VÍDEO - marcando o chão do campo com cal para dar início ao campeonato de futebol durante a festa de Poço d'Água - 25/12/2022
Estávamos apenas esperando o fim do desmonte do palco do forró e a marcação do chão para dar início à primeira das três partidas: duas semis e uma final, no piscar de uma tarde, pronto, uivos, abraços, goladas de cerveja, taça levantada! Céus, como é fácil obter um motivo, um roteiro, começo, meio, fim, para avivar a vida desses seres humanos! Seja o que for, tudo vale para acionar a locomotiva comunitária! E que desastre quando esse bicho se mete a viver isolado e sozinho!
VÍDEO - gol do time da casa contra o de Lagoa Grande durante a festa de Poço d'Água - 25/12/2022
Houve a era em que era tanto o gado doado para o leilão da festa de Poço d'Água que as lideranças locais se davam ao luxo de sacrificar "ao men' um pro churrasco". E então se dava o inusitado: quando a peça de carne, enorme, estava mais ou menos tostada na superfície, era exposta ao povo para que cada um tirasse seu naco. Quem não trouxesse na cintura ou não pedisse emprestado o canivete apropriado, arranjava por aí com as patroas uma faca de "quebra-gai". Esculpida a mil mãos a primeira camada, chegavam à carne crua onde já se formavam poças de plasma avermelhado. Só então gritavam pelos churrasqueiros que, cada um do seu lado, pegavam a banda sangrenta e tornavam a suspender sobre as brasas até a próxima rodada.
VÍDEO - churrasco à vontade durante a festa de Poço d'Água - 27/12/2015
Ontem não, a festa estava muito mais magra, embora siga distributiva, com mais economia e cautela, claro. Ao invés do show do churrascão e das farofas gordas em pratos bem servidos, nesse Natal tivemos uma pequena e vulgar bandeja de isopor retangular que dispunha pouco do básico, ou seja, arroz e feijoada, levemente cobertos por cabelos ralos feitos de couve crua bem fatiadinha.

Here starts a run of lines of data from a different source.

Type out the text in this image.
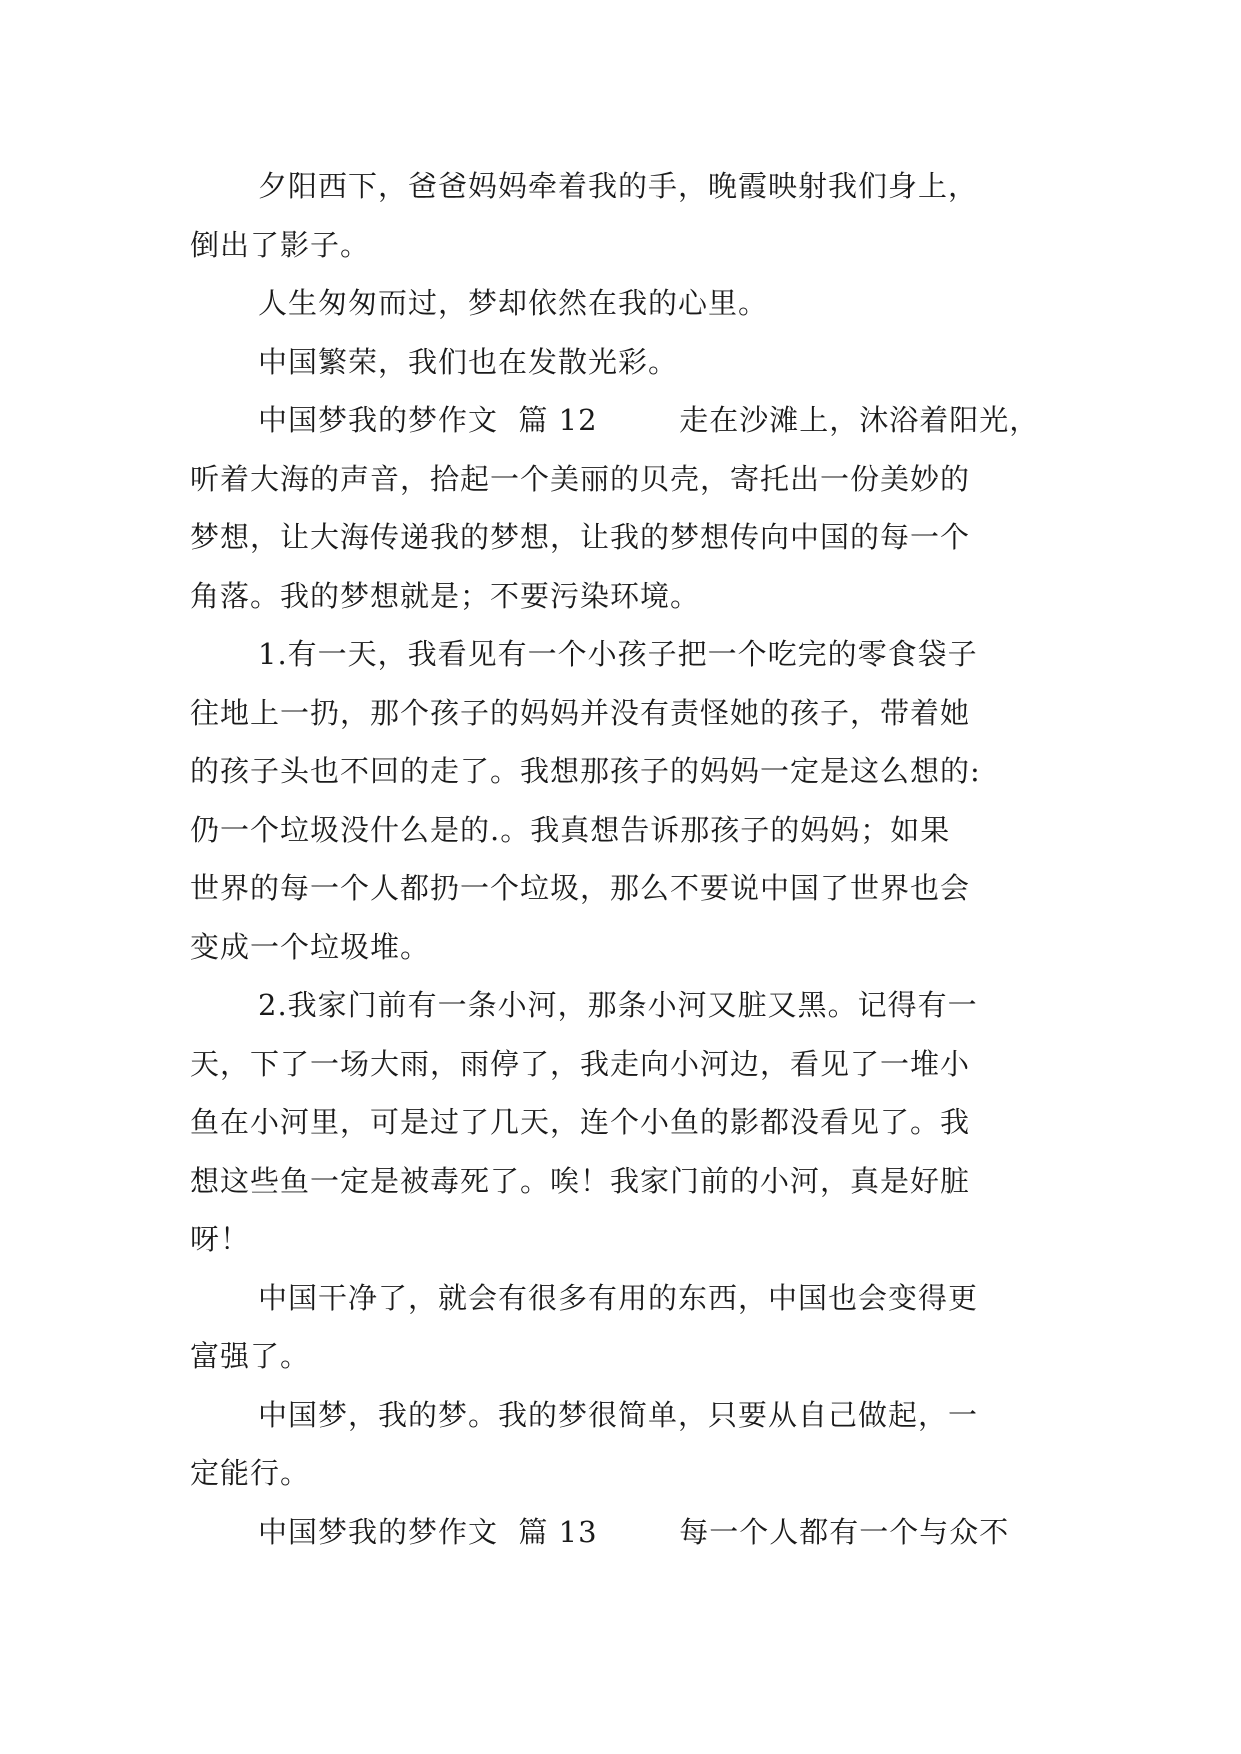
夕阳西下，爸爸妈妈牵着我的手，晚霞映射我们身上，
倒出了影子。
人生匆匆而过，梦却依然在我的心里。
中国繁荣，我们也在发散光彩。
中国梦我的梦作文  篇 12        走在沙滩上，沐浴着阳光，
听着大海的声音，拾起一个美丽的贝壳，寄托出一份美妙的
梦想，让大海传递我的梦想，让我的梦想传向中国的每一个
角落。我的梦想就是；不要污染环境。
1.有一天，我看见有一个小孩子把一个吃完的零食袋子
往地上一扔，那个孩子的妈妈并没有责怪她的孩子，带着她
的孩子头也不回的走了。我想那孩子的妈妈一定是这么想的:
仍一个垃圾没什么是的.。我真想告诉那孩子的妈妈；如果
世界的每一个人都扔一个垃圾，那么不要说中国了世界也会
变成一个垃圾堆。
2.我家门前有一条小河，那条小河又脏又黑。记得有一
天，下了一场大雨，雨停了，我走向小河边，看见了一堆小
鱼在小河里，可是过了几天，连个小鱼的影都没看见了。我
想这些鱼一定是被毒死了。唉！我家门前的小河，真是好脏
呀！
中国干净了，就会有很多有用的东西，中国也会变得更
富强了。
中国梦，我的梦。我的梦很简单，只要从自己做起，一
定能行。
中国梦我的梦作文  篇 13        每一个人都有一个与众不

Em suma, requinte mesmo em hora de privações, como requinte foi, na tarde do sábado, o caldo de mandioca sublime acima de tudo, que me libertou na hora agá de uma fome cruel que estava a me matar.
VÍDEO - distribuição de feijoada durante a festa de Poço d'água - 25/12/2022
Porque ainda me surpreendo com a plasticidade dessas empreitas coletivas do sertão remanescente do Jequitinhonha? Incrível como elas seguem sendo modeladas conforme o momento histórico, e conforme a hora mesma em que tudo acontece, numa medida incrivelmente justa! As comunidades possuem uma inteligência maravilhosa na organização e reorganização desses eventos gratuitos e abertos. Arrecadam o que é possível para distribuir o que é possível e assim se resolve muito naturalmente o que se tem a dar conforme quanta gente veio receber. E como a grande maioria dos presentes é gente pobre, que tem os pés bem fincados no chão e já passou por grandes dificuldades, a festa sendo fraca ou farta, quá!, a satisfação é a mesma, quando não maior!
Recursos minguados, sombras de epidemia, fortes chuvas de invernada e Deus, quanto nos fartamos e como nos divertimos na mutante "Tradicional Festa de Poço d'Água!"